I was trying to scan quite a big stack of documents in Brother's MFC-J435W multifunctional device and I was hitting some driver error after couple of pages. What made whole affair annoying wasn't the error. It was the fact that scanner would continue pulling pages. That made it impossible to easily continue scanning of nonfailed batch.
Proper behavior is to stop pulling new pages in case of an error. No programmer (and let's face it, firmware and driver programmers are ones deciding about this) would think to continue printing after paper jam. Why would they think that pulling paper after scan has failed is any different? If something fails, stop the feeder!

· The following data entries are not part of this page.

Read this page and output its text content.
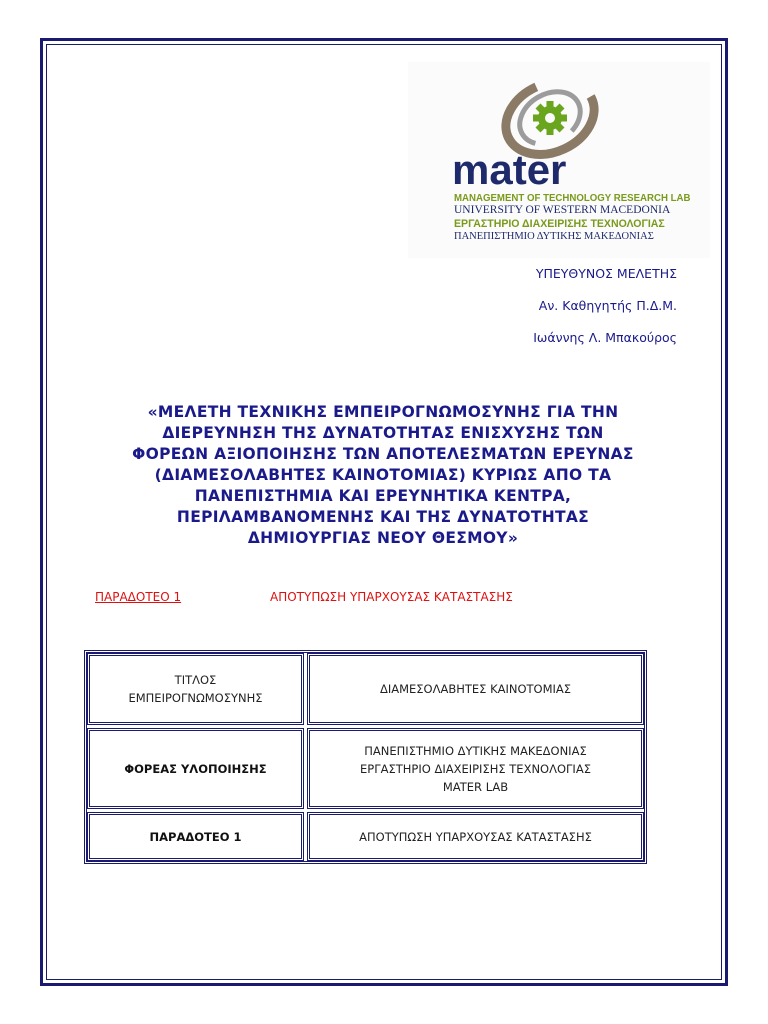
mater
MANAGEMENT OF TECHNOLOGY RESEARCH LAB
UNIVERSITY OF WESTERN MACEDONIA
ΕΡΓΑΣΤΗΡΙΟ ΔΙΑΧΕΙΡΙΣΗΣ ΤΕΧΝΟΛΟΓΙΑΣ
ΠΑΝΕΠΙΣΤΗΜΙΟ ΔΥΤΙΚΗΣ ΜΑΚΕΔΟΝΙΑΣ
ΥΠΕΥΘΥΝΟΣ ΜΕΛΕΤΗΣ
Αν. Καθηγητής Π.Δ.Μ.
Ιωάννης Λ. Μπακούρος
«ΜΕΛΕΤΗ ΤΕΧΝΙΚΗΣ ΕΜΠΕΙΡΟΓΝΩΜΟΣΥΝΗΣ ΓΙΑ ΤΗΝ
ΔΙΕΡΕΥΝΗΣΗ ΤΗΣ ΔΥΝΑΤΟΤΗΤΑΣ ΕΝΙΣΧΥΣΗΣ ΤΩΝ
ΦΟΡΕΩΝ ΑΞΙΟΠΟΙΗΣΗΣ ΤΩΝ ΑΠΟΤΕΛΕΣΜΑΤΩΝ ΕΡΕΥΝΑΣ
(ΔΙΑΜΕΣΟΛΑΒΗΤΕΣ ΚΑΙΝΟΤΟΜΙΑΣ) ΚΥΡΙΩΣ ΑΠΟ ΤΑ
ΠΑΝΕΠΙΣΤΗΜΙΑ ΚΑΙ ΕΡΕΥΝΗΤΙΚΑ ΚΕΝΤΡΑ,
ΠΕΡΙΛΑΜΒΑΝΟΜΕΝΗΣ ΚΑΙ ΤΗΣ ΔΥΝΑΤΟΤΗΤΑΣ
ΔΗΜΙΟΥΡΓΙΑΣ ΝΕΟΥ ΘΕΣΜΟΥ»
ΠΑΡΑΔΟΤΕΟ 1	ΑΠΟΤΥΠΩΣΗ ΥΠΑΡΧΟΥΣΑΣ ΚΑΤΑΣΤΑΣΗΣ
ΤΙΤΛΟΣ
ΕΜΠΕΙΡΟΓΝΩΜΟΣΥΝΗΣ
ΔΙΑΜΕΣΟΛΑΒΗΤΕΣ ΚΑΙΝΟΤΟΜΙΑΣ
ΦΟΡΕΑΣ ΥΛΟΠΟΙΗΣΗΣ
ΠΑΝΕΠΙΣΤΗΜΙΟ ΔΥΤΙΚΗΣ ΜΑΚΕΔΟΝΙΑΣ
ΕΡΓΑΣΤΗΡΙΟ ΔΙΑΧΕΙΡΙΣΗΣ ΤΕΧΝΟΛΟΓΙΑΣ
MATER LAB
ΠΑΡΑΔΟΤΕΟ 1	ΑΠΟΤΥΠΩΣΗ ΥΠΑΡΧΟΥΣΑΣ ΚΑΤΑΣΤΑΣΗΣ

Since printer was on for a long time I figured that quick reboot would make it work properly. First I was asked some stupid question about losing all fax data even though I haven't used fax functionality on it. If you are going to stop user action with question, first check whether question is even necessary!
And, guess what, feeder starts working upon startup and picks each and every one of your papers through. For what purpose is this? And don't tell me it is to verify feeder. Of what possible use is information that feeder is not working during startup?
Whether feeder is functional or not matters only when user attempts to use it. At that time you can do quick self-test if you really must. However, you might as well actually use feeder and scan pages. If you retrieve data and move pages through, it works. Yep, you can do self-test and actual work at the same time.
I find current behavior very annoying because somebody had to write code in order to make product worse. If they were lazy and made no effort to write verification procedure and include it in startup, everything would be fine.
Writing code is not hard. Knowing when to stop is.
PS: While I use Brother's device as an example, most other devices make the same unnecessary check.